Ransomware Group: INCRANSOM

VICTIM NAME: neues-leben[.]de

NOTE: No files or stolen information are [exfiltrated/downloaded/taken/hosted/seen/reposted/disclosed] by RedPacket Security. Any legal issues relating to the content of the files should be directed at the attackers directly, not RedPacket Security. This blog is simply posting an editorial news post informing that a company has fallen victim to a ransomware attack. RedPacket Security is in no way affiliated or aligned with any ransomware threat actors or groups and will not host infringing content. The information on this page is fully automated and redacted whilst being scraped directly from the INCRANSOM Onion Dark Web Tor Blog page.

AI Generated Summary of the Ransomware Leak Page

The compromised entity is an organization based in Germany, operating within the education industry.
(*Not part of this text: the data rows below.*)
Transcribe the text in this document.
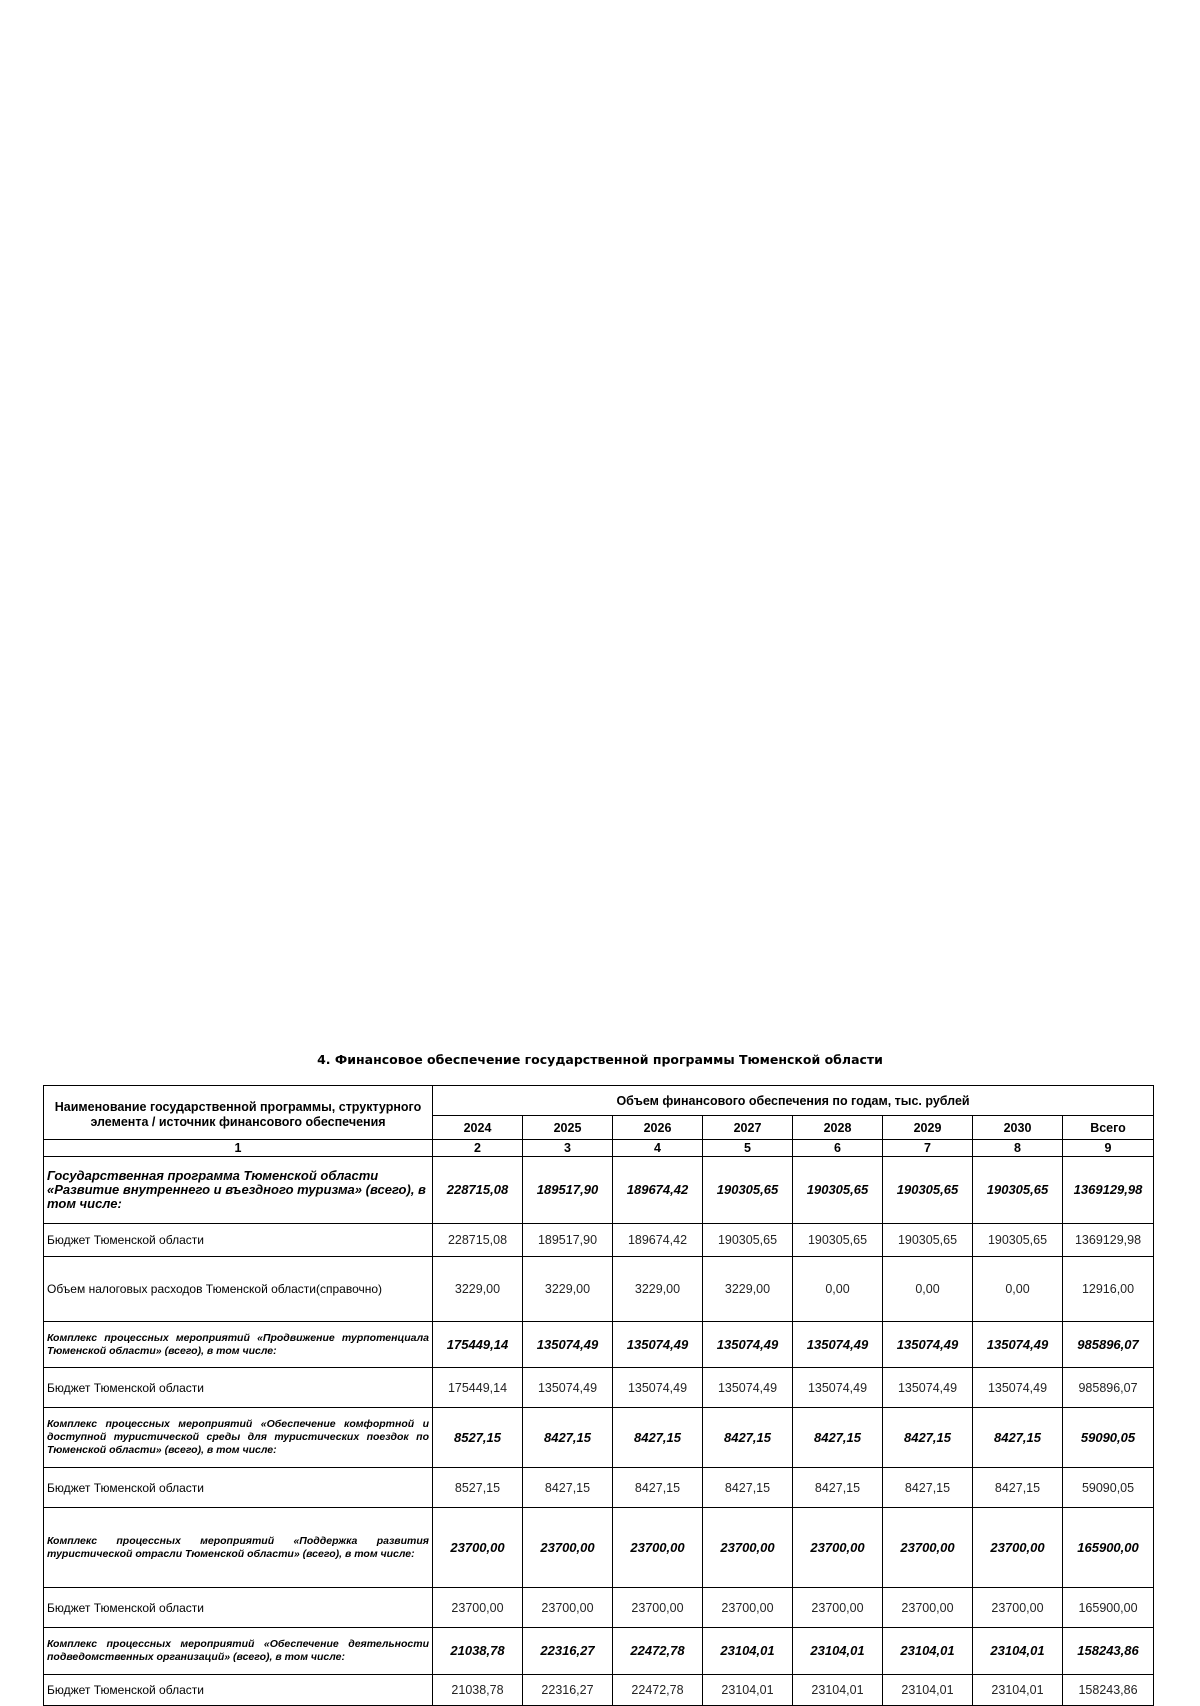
4. Финансовое обеспечение государственной программы Тюменской области
Наименование государственной программы, структурного элемента / источник финансового обеспечения	Объем финансового обеспечения по годам, тыс. рублей							
	2024	2025	2026	2027	2028	2029	2030	Всего
1	2	3	4	5	6	7	8	9
Государственная программа Тюменской области «Развитие внутреннего и въездного туризма» (всего), в том числе:	228715,08	189517,90	189674,42	190305,65	190305,65	190305,65	190305,65	1369129,98
Бюджет Тюменской области	228715,08	189517,90	189674,42	190305,65	190305,65	190305,65	190305,65	1369129,98
Объем налоговых расходов Тюменской области(справочно)	3229,00	3229,00	3229,00	3229,00	0,00	0,00	0,00	12916,00
Комплекс процессных мероприятий «Продвижение турпотенциала Тюменской области» (всего), в том числе:	175449,14	135074,49	135074,49	135074,49	135074,49	135074,49	135074,49	985896,07
Бюджет Тюменской области	175449,14	135074,49	135074,49	135074,49	135074,49	135074,49	135074,49	985896,07
Комплекс процессных мероприятий «Обеспечение комфортной и доступной туристической среды для туристических поездок по Тюменской области» (всего), в том числе:	8527,15	8427,15	8427,15	8427,15	8427,15	8427,15	8427,15	59090,05
Бюджет Тюменской области	8527,15	8427,15	8427,15	8427,15	8427,15	8427,15	8427,15	59090,05
Комплекс процессных мероприятий «Поддержка развития туристической отрасли Тюменской области» (всего), в том числе:	23700,00	23700,00	23700,00	23700,00	23700,00	23700,00	23700,00	165900,00
Бюджет Тюменской области	23700,00	23700,00	23700,00	23700,00	23700,00	23700,00	23700,00	165900,00
Комплекс процессных мероприятий «Обеспечение деятельности подведомственных организаций» (всего), в том числе:	21038,78	22316,27	22472,78	23104,01	23104,01	23104,01	23104,01	158243,86
Бюджет Тюменской области	21038,78	22316,27	22472,78	23104,01	23104,01	23104,01	23104,01	158243,86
The leak indicates that the attack was discovered on July 22, 2025, with an attack date listed as July 21, 2025. Despite the activity being classified as “Not Found,” the data suggests that the organization experienced a ransomware incident that resulted in the exposure of a significant amount of information. The organization employs approximately 25 staff members and generates an estimated revenue of 5 million dollars annually. The attacker group responsible for this incident appears to be identified as “incransom.”
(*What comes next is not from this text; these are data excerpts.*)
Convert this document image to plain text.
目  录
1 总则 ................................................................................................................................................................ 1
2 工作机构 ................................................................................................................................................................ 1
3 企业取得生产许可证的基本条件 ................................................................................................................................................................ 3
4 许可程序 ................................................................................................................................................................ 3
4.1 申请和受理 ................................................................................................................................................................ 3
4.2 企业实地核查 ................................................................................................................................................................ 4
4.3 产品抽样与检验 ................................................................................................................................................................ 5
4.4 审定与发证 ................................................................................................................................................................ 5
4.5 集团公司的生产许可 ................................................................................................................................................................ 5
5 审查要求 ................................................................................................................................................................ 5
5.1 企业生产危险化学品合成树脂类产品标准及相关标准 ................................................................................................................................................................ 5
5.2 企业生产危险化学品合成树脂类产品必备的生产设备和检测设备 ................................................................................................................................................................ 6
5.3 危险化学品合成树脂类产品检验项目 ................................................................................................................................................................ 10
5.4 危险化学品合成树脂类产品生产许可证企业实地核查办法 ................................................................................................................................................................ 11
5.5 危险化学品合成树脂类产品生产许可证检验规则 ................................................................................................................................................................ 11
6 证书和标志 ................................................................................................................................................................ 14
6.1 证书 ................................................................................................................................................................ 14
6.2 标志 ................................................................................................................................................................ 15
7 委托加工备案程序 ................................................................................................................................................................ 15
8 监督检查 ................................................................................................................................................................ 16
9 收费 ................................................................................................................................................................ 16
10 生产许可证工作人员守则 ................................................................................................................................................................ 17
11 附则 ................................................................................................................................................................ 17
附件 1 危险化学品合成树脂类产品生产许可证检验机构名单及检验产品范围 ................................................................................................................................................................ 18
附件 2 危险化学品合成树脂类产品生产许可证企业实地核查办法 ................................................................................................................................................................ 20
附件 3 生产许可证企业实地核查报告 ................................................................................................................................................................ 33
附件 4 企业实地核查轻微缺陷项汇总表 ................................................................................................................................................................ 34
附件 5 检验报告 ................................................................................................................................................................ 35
The leak page contains a publicly available screenshot showing the organization’s website interface, which promotes online theological courses, religious content, and mission-related activities. No specific sensitive data or PII about individuals has been released, but the page emphasizes their mission work and outreach programs. Notably, there is no evidence of the release of confidential client or employee information. The site includes download links or data leaks, though explicit details are not provided. Additional details include the victim’s contact number and a link to their website, enquanto, the content appears to focus more on public outreach than on any direct compromise of sensitive data.
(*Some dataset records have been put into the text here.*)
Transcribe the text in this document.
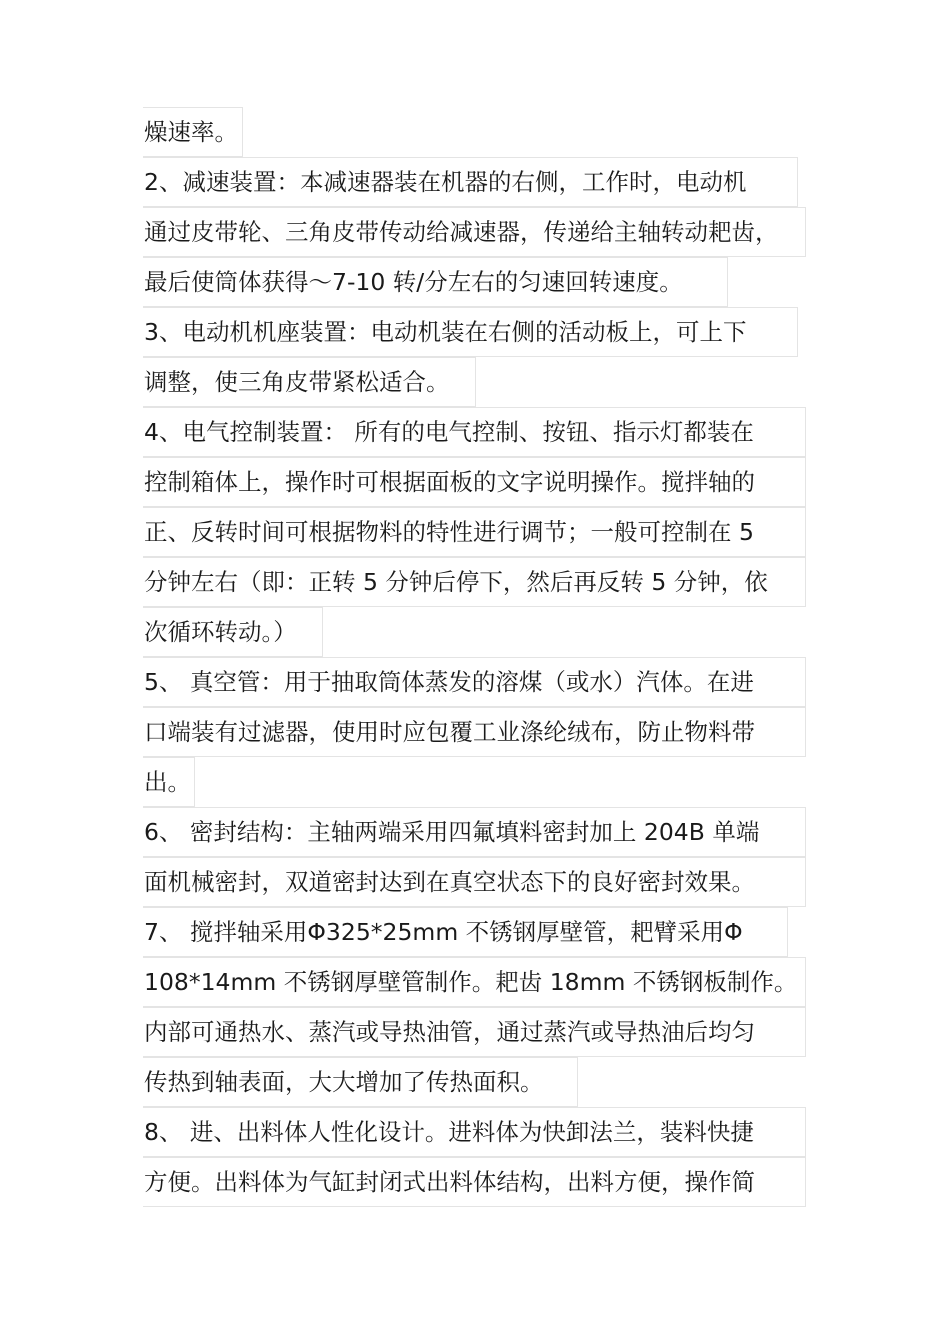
燥速率。
2、减速装置：本减速器装在机器的右侧，工作时，电动机
通过皮带轮、三角皮带传动给减速器，传递给主轴转动耙齿，
最后使筒体获得～7-10 转/分左右的匀速回转速度。
3、电动机机座装置：电动机装在右侧的活动板上，可上下
调整，使三角皮带紧松适合。
4、电气控制装置： 所有的电气控制、按钮、指示灯都装在
控制箱体上，操作时可根据面板的文字说明操作。搅拌轴的
正、反转时间可根据物料的特性进行调节；一般可控制在 5
分钟左右（即：正转 5 分钟后停下，然后再反转 5 分钟，依
次循环转动。）
5、 真空管：用于抽取筒体蒸发的溶煤（或水）汽体。在进
口端装有过滤器，使用时应包覆工业涤纶绒布，防止物料带
出。
6、 密封结构：主轴两端采用四氟填料密封加上 204B 单端
面机械密封，双道密封达到在真空状态下的良好密封效果。
7、 搅拌轴采用Φ325*25mm 不锈钢厚壁管，耙臂采用Φ
108*14mm 不锈钢厚壁管制作。耙齿 18mm 不锈钢板制作。
内部可通热水、蒸汽或导热油管，通过蒸汽或导热油后均匀
传热到轴表面，大大增加了传热面积。
8、 进、出料体人性化设计。进料体为快卸法兰，装料快捷
方便。出料体为气缸封闭式出料体结构，出料方便，操作简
The incident underscores the importance of cybersecurity awareness within the education sector, especially given the potential risks associated with ransomware attacks. The organization’s website serves as a portal for outreach and community support, noting that digital media is a crucial tool in their mission efforts. A detailed screenshot of the website indicates no apparent malicious payloads or explicit data theft, but the breach suggests vulnerability. The attack highlights the need for robust cybersecurity measures to protect organizational resources, even in non-commercial or non-corporate environments. No further details about the stolen or leaked data are publicly available at this time.